优化顶层设计,实现积极老龄观的政策引领。当前,我国积极老龄观的顶层设计不断优化完善。从《“十三五”国家老龄事业发展和养老体系建设规划》将“培育积极老龄观”作为“扩大老年人社会参与”的第一节,再到《中共中央 国务院关于加强新时代老龄工作的意见》明确提出,将积极老龄观融入经济社会发展全过程,党和政府不断将积极老龄观深化布局在老龄工作领域的顶层设计之中。《关于深入开展新时代“银龄行动”的指导意见》《国务院办公厅关于发展银发经济增进老年人福祉的意见》《中共中央 国务院关于深化养老服务改革发展的意见》等针对老年人社会参与、养老服务、“银发经济”等专项政策的制定,使秉持积极老龄观的老龄事业和老龄产业协同快速发展。

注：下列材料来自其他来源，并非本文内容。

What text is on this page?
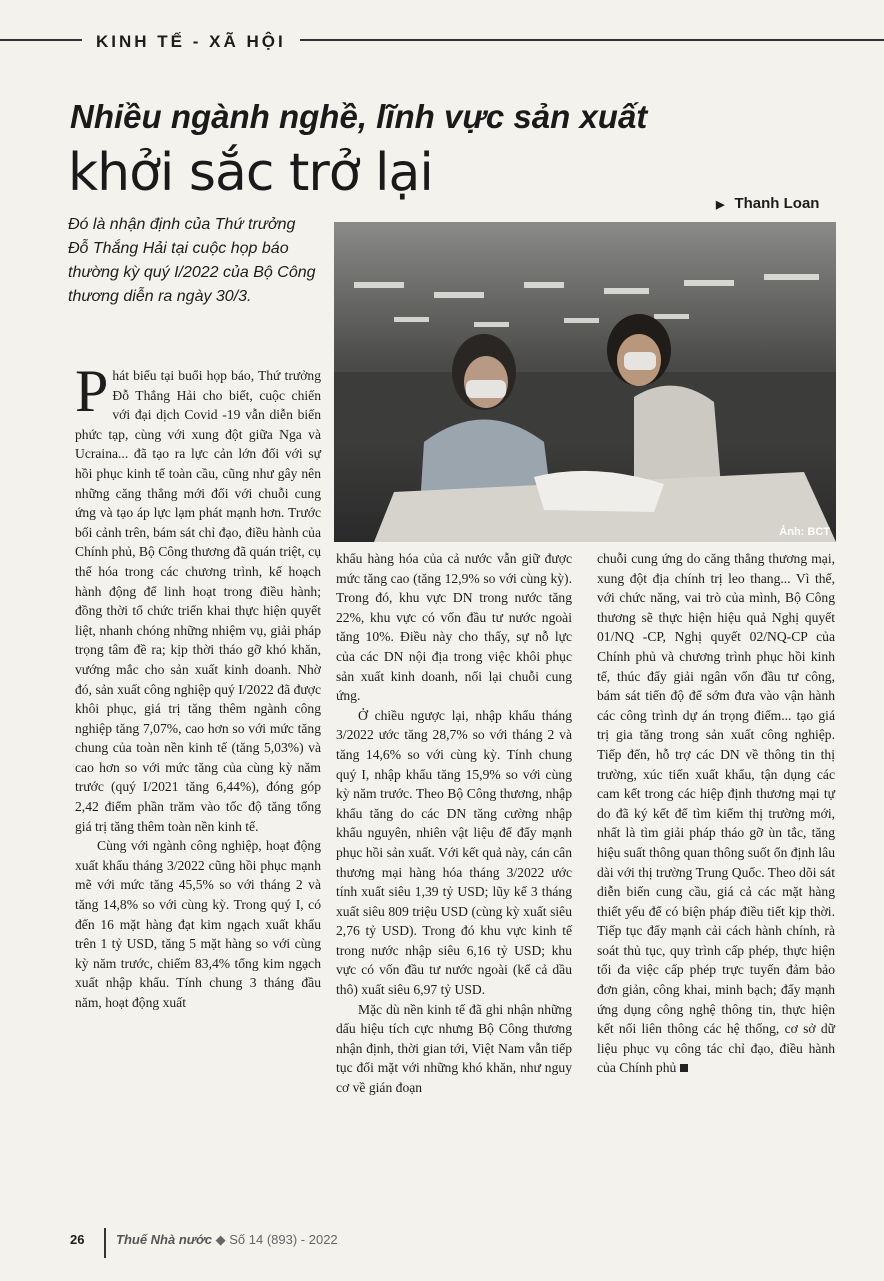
KINH TẾ - XÃ HỘI
Nhiều ngành nghề, lĩnh vực sản xuất
khởi sắc trở lại
▶ Thanh Loan
Đó là nhận định của Thứ trưởng Đỗ Thắng Hải tại cuộc họp báo thường kỳ quý I/2022 của Bộ Công thương diễn ra ngày 30/3.
Ảnh: BCT

Phát biểu tại buổi họp báo, Thứ trưởng Đỗ Thắng Hải cho biết, cuộc chiến với đại dịch Covid -19 vẫn diễn biến phức tạp, cùng với xung đột giữa Nga và Ucraina... đã tạo ra lực cản lớn đối với sự hồi phục kinh tế toàn cầu, cũng như gây nên những căng thẳng mới đối với chuỗi cung ứng và tạo áp lực lạm phát mạnh hơn. Trước bối cảnh trên, bám sát chỉ đạo, điều hành của Chính phủ, Bộ Công thương đã quán triệt, cụ thể hóa trong các chương trình, kế hoạch hành động để linh hoạt trong điều hành; đồng thời tổ chức triển khai thực hiện quyết liệt, nhanh chóng những nhiệm vụ, giải pháp trọng tâm đề ra; kịp thời tháo gỡ khó khăn, vướng mắc cho sản xuất kinh doanh. Nhờ đó, sản xuất công nghiệp quý I/2022 đã được khôi phục, giá trị tăng thêm ngành công nghiệp tăng 7,07%, cao hơn so với mức tăng chung của toàn nền kinh tế (tăng 5,03%) và cao hơn so với mức tăng của cùng kỳ năm trước (quý I/2021 tăng 6,44%), đóng góp 2,42 điểm phần trăm vào tốc độ tăng tổng giá trị tăng thêm toàn nền kinh tế.

Cùng với ngành công nghiệp, hoạt động xuất khẩu tháng 3/2022 cũng hồi phục mạnh mẽ với mức tăng 45,5% so với tháng 2 và tăng 14,8% so với cùng kỳ. Trong quý I, có đến 16 mặt hàng đạt kim ngạch xuất khẩu trên 1 tỷ USD, tăng 5 mặt hàng so với cùng kỳ năm trước, chiếm 83,4% tổng kim ngạch xuất nhập khẩu. Tính chung 3 tháng đầu năm, hoạt động xuất

khẩu hàng hóa của cả nước vẫn giữ được mức tăng cao (tăng 12,9% so với cùng kỳ). Trong đó, khu vực DN trong nước tăng 22%, khu vực có vốn đầu tư nước ngoài tăng 10%. Điều này cho thấy, sự nỗ lực của các DN nội địa trong việc khôi phục sản xuất kinh doanh, nối lại chuỗi cung ứng.

Ở chiều ngược lại, nhập khẩu tháng 3/2022 ước tăng 28,7% so với tháng 2 và tăng 14,6% so với cùng kỳ. Tính chung quý I, nhập khẩu tăng 15,9% so với cùng kỳ năm trước. Theo Bộ Công thương, nhập khẩu tăng do các DN tăng cường nhập khẩu nguyên, nhiên vật liệu để đẩy mạnh phục hồi sản xuất. Với kết quả này, cán cân thương mại hàng hóa tháng 3/2022 ước tính xuất siêu 1,39 tỷ USD; lũy kế 3 tháng xuất siêu 809 triệu USD (cùng kỳ xuất siêu 2,76 tỷ USD). Trong đó khu vực kinh tế trong nước nhập siêu 6,16 tỷ USD; khu vực có vốn đầu tư nước ngoài (kể cả dầu thô) xuất siêu 6,97 tỷ USD.

Mặc dù nền kinh tế đã ghi nhận những dấu hiệu tích cực nhưng Bộ Công thương nhận định, thời gian tới, Việt Nam vẫn tiếp tục đối mặt với những khó khăn, như nguy cơ về gián đoạn

chuỗi cung ứng do căng thẳng thương mại, xung đột địa chính trị leo thang... Vì thế, với chức năng, vai trò của mình, Bộ Công thương sẽ thực hiện hiệu quả Nghị quyết 01/NQ -CP, Nghị quyết 02/NQ-CP của Chính phủ và chương trình phục hồi kinh tế, thúc đẩy giải ngân vốn đầu tư công, bám sát tiến độ để sớm đưa vào vận hành các công trình dự án trọng điểm... tạo giá trị gia tăng trong sản xuất công nghiệp. Tiếp đến, hỗ trợ các DN về thông tin thị trường, xúc tiến xuất khẩu, tận dụng các cam kết trong các hiệp định thương mại tự do đã ký kết để tìm kiếm thị trường mới, nhất là tìm giải pháp tháo gỡ ùn tắc, tăng hiệu suất thông quan thông suốt ổn định lâu dài với thị trường Trung Quốc. Theo dõi sát diễn biến cung cầu, giá cả các mặt hàng thiết yếu để có biện pháp điều tiết kịp thời. Tiếp tục đẩy mạnh cải cách hành chính, rà soát thủ tục, quy trình cấp phép, thực hiện tối đa việc cấp phép trực tuyến đảm bảo đơn giản, công khai, minh bạch; đẩy mạnh ứng dụng công nghệ thông tin, thực hiện kết nối liên thông các hệ thống, cơ sở dữ liệu phục vụ công tác chỉ đạo, điều hành của Chính phủ

26 Thuế Nhà nước ◆ Số 14 (893) - 2022
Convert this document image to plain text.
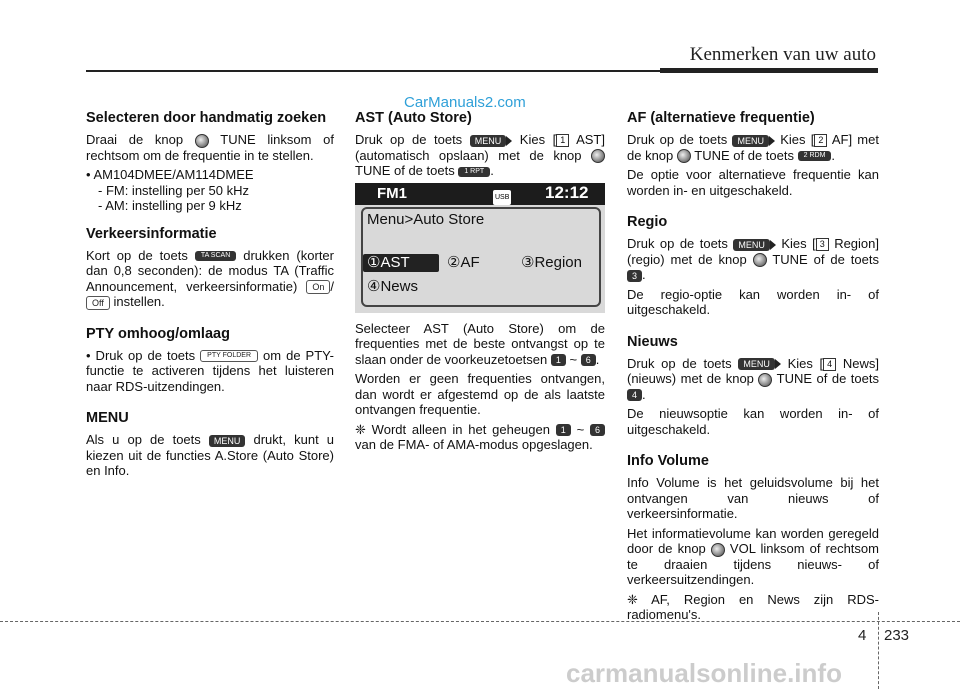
Kenmerken van uw auto
CarManuals2.com
Selecteren door handmatig zoeken

Draai de knop	TUNE linksom of rechtsom om de frequentie in te stellen.

• AM104DMEE/AM114DMEE
- FM: instelling per 50 kHz
- AM: instelling per 9 kHz
Verkeersinformatie

Kort op de toets TA SCAN drukken (korter dan 0,8 seconden): de modus TA (Traffic Announcement, verkeersinformatie) On /Off instellen.

PTY omhoog/omlaag

• Druk op de toets PTY FOLDER om de PTY-functie te activeren tijdens het luisteren naar RDS-uitzendingen.

MENU

Als u op de toets MENU drukt, kunt u kiezen uit de functies A.Store (Auto Store) en Info.

AST (Auto Store)

Druk op de toets MENU Kies [ 1 AST] (automatisch opslaan) met de knop  TUNE of de toets 1 RPT .

FM1	USB 12:12
Menu>Auto Store
①AST ②AF	③Region
④News

Selecteer AST (Auto Store) om de frequenties met de beste ontvangst op te slaan onder de voorkeuzetoetsen 1 ~ 6 .

Worden er geen frequenties ontvangen, dan wordt er afgestemd op de als laatste ontvangen frequentie.

❈ Wordt alleen in het geheugen 1 ~ 6 van de FMA- of AMA-modus opgeslagen.

AF (alternatieve frequentie)

Druk op de toets MENU Kies [ 2 AF] met de knop TUNE of de toets 2 RDM .

De optie voor alternatieve frequentie kan worden in- en uitgeschakeld.

Regio

Druk op de toets MENU Kies [ 3 Region] (regio) met de knop TUNE of de toets 3 .

De regio-optie kan worden in- of uitgeschakeld.

Nieuws

Druk op de toets MENU Kies [ 4 News] (nieuws) met de knop TUNE of de toets 4 .

De nieuwsoptie kan worden in- of uitgeschakeld.

Info Volume

Info Volume is het geluidsvolume bij het ontvangen van nieuws of verkeersinformatie.

Het informatievolume kan worden geregeld door de knop VOL linksom of rechtsom te draaien tijdens nieuws- of verkeersuitzendingen.

❈ AF, Region en News zijn RDS-radiomenu's.

4 233
carmanualsonline.info
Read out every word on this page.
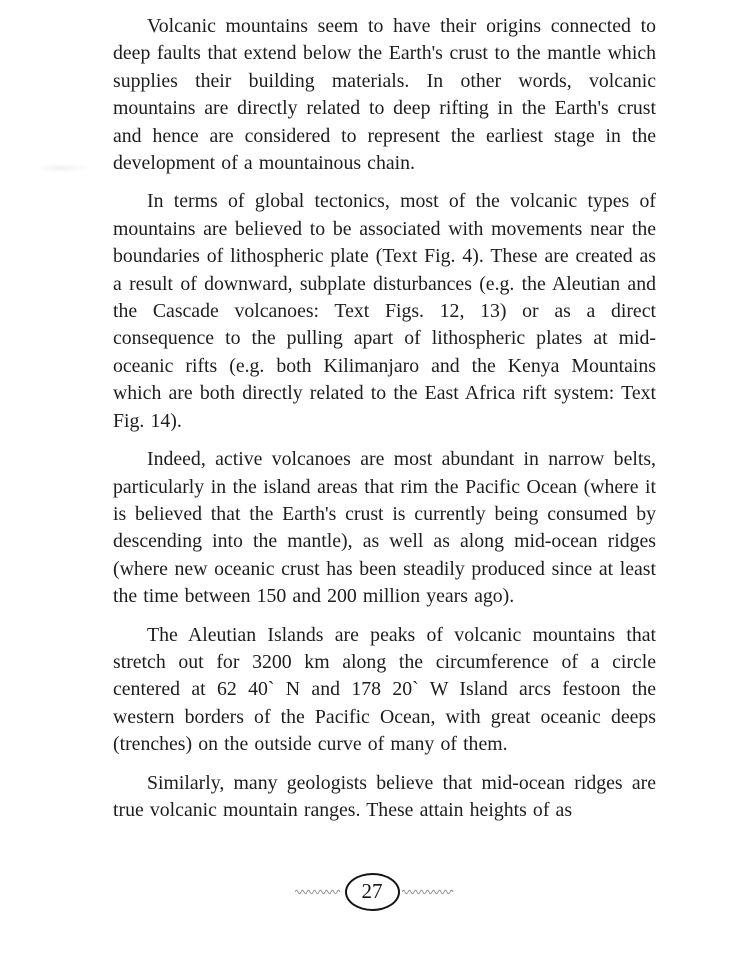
Volcanic mountains seem to have their origins connected to deep faults that extend below the Earth's crust to the mantle which supplies their building materials. In other words, volcanic mountains are directly related to deep rifting in the Earth's crust and hence are considered to represent the earliest stage in the development of a mountainous chain.

In terms of global tectonics, most of the volcanic types of mountains are believed to be associated with movements near the boundaries of lithospheric plate (Text Fig. 4). These are created as a result of downward, subplate disturbances (e.g. the Aleutian and the Cascade volcanoes: Text Figs. 12, 13) or as a direct consequence to the pulling apart of lithospheric plates at mid-oceanic rifts (e.g. both Kilimanjaro and the Kenya Mountains which are both directly related to the East Africa rift system: Text Fig. 14).

Indeed, active volcanoes are most abundant in narrow belts, particularly in the island areas that rim the Pacific Ocean (where it is believed that the Earth's crust is currently being consumed by descending into the mantle), as well as along mid-ocean ridges (where new oceanic crust has been steadily produced since at least the time between 150 and 200 million years ago).

The Aleutian Islands are peaks of volcanic mountains that stretch out for 3200 km along the circumference of a circle centered at 62 40` N and 178 20` W Island arcs festoon the western borders of the Pacific Ocean, with great oceanic deeps (trenches) on the outside curve of many of them.

Similarly, many geologists believe that mid-ocean ridges are true volcanic mountain ranges. These attain heights of as

27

宣传、倡导老有所为,实现积极老龄观的社会内嵌。近年来,通过媒体宣传、社区活动、学校教育等形式,“老有所为”的积极形象得到全方位展示。许多老年人依然是家庭生活中不可或缺的支持力量,他们的代际扶持帮助家庭实现养育运转。老年人参与社会的渠道不断拓展,鼓励老年人“退而不休”。如“银龄行动”的持续深入开展,引导老年人以志愿服务等形式积极参与基层民主监督、移风易俗、民事调解、文教卫生等活动。目前遍布全国的老年大学,不仅是老年人学习的场所,更是他们组织活动、服务社会的重要平台。许多老年大学的学员学成后,成为社区文化活动的骨干,义务教授书法、舞蹈、音乐等,丰富了基层文化生活。
拓殖银发经济,激发积极老龄观的红利释放。目前,老年群体占消费群体数量的1/5,10年之后这个占比将接近1/3,老年群体将从“小众”消费者逐步转变为“大众”消费者。老年人各类需求的迅速增加提供了广阔的市场空间。特别是随着20世纪60年代出生的群体进入老龄行列后,规模化、多样化、个性化的老年消费特点逐渐形成,老龄人口的消费需求日益丰富多样,成就银发经济的下一片蓝海。积极老龄观引领的银发经济已成为中国发展的战略举措,初步形成了供给侧和需求侧双向发力的“银发红利”激发实践。《全国人民代表大会常务委员会关于实施渐进式延迟法定退休年龄的决定》提出,同步启动延迟男、女职工的法定退休年龄。党的二十届四中全会再次强调,要稳妥有序实施延迟法定退休年龄政策。许多老年新就业创业者已经涌现,老年人人力资源再开发成为促进经济增长的要素保障。积极的老年消费观所产生的需求潜力假设正在被市场接纳。
总而言之,中国式现代化征程中,积极老龄观已从理论创设走向广泛实践。要求我们从将老龄化视为待管理的“问题”,转向将其视为可引领的趋势和待开发的潜能;从视老年人为被动的受助对象,转向确认其作为能动参与的社会主体;从关注老年期的生存与保障,转向追求全生命周期的繁荣与价值实现。在具体实践中,一方面,着力增强全社会积极应对人口老龄化的思想观念,着力发挥老年人积极作用。积极看待老龄社会,积极看待老年人和老年生活,将老年视作人生的重要阶段,是仍然可以有作为、有进步、有快乐的重要人生阶段。另一方面,发挥老年人优良品行在家庭教育中的潜移默化作用和对社会成员的言传身教作用,发挥老年人在化解社会矛盾、维护社会稳定中的经验优势和威望优势,发挥老年人对年轻人的传帮带作用。为老年人发挥作用创造条件,引导老年人保持老骥伏枥、老当益壮的健康心态和进取精神,发挥正能量,作出新贡献。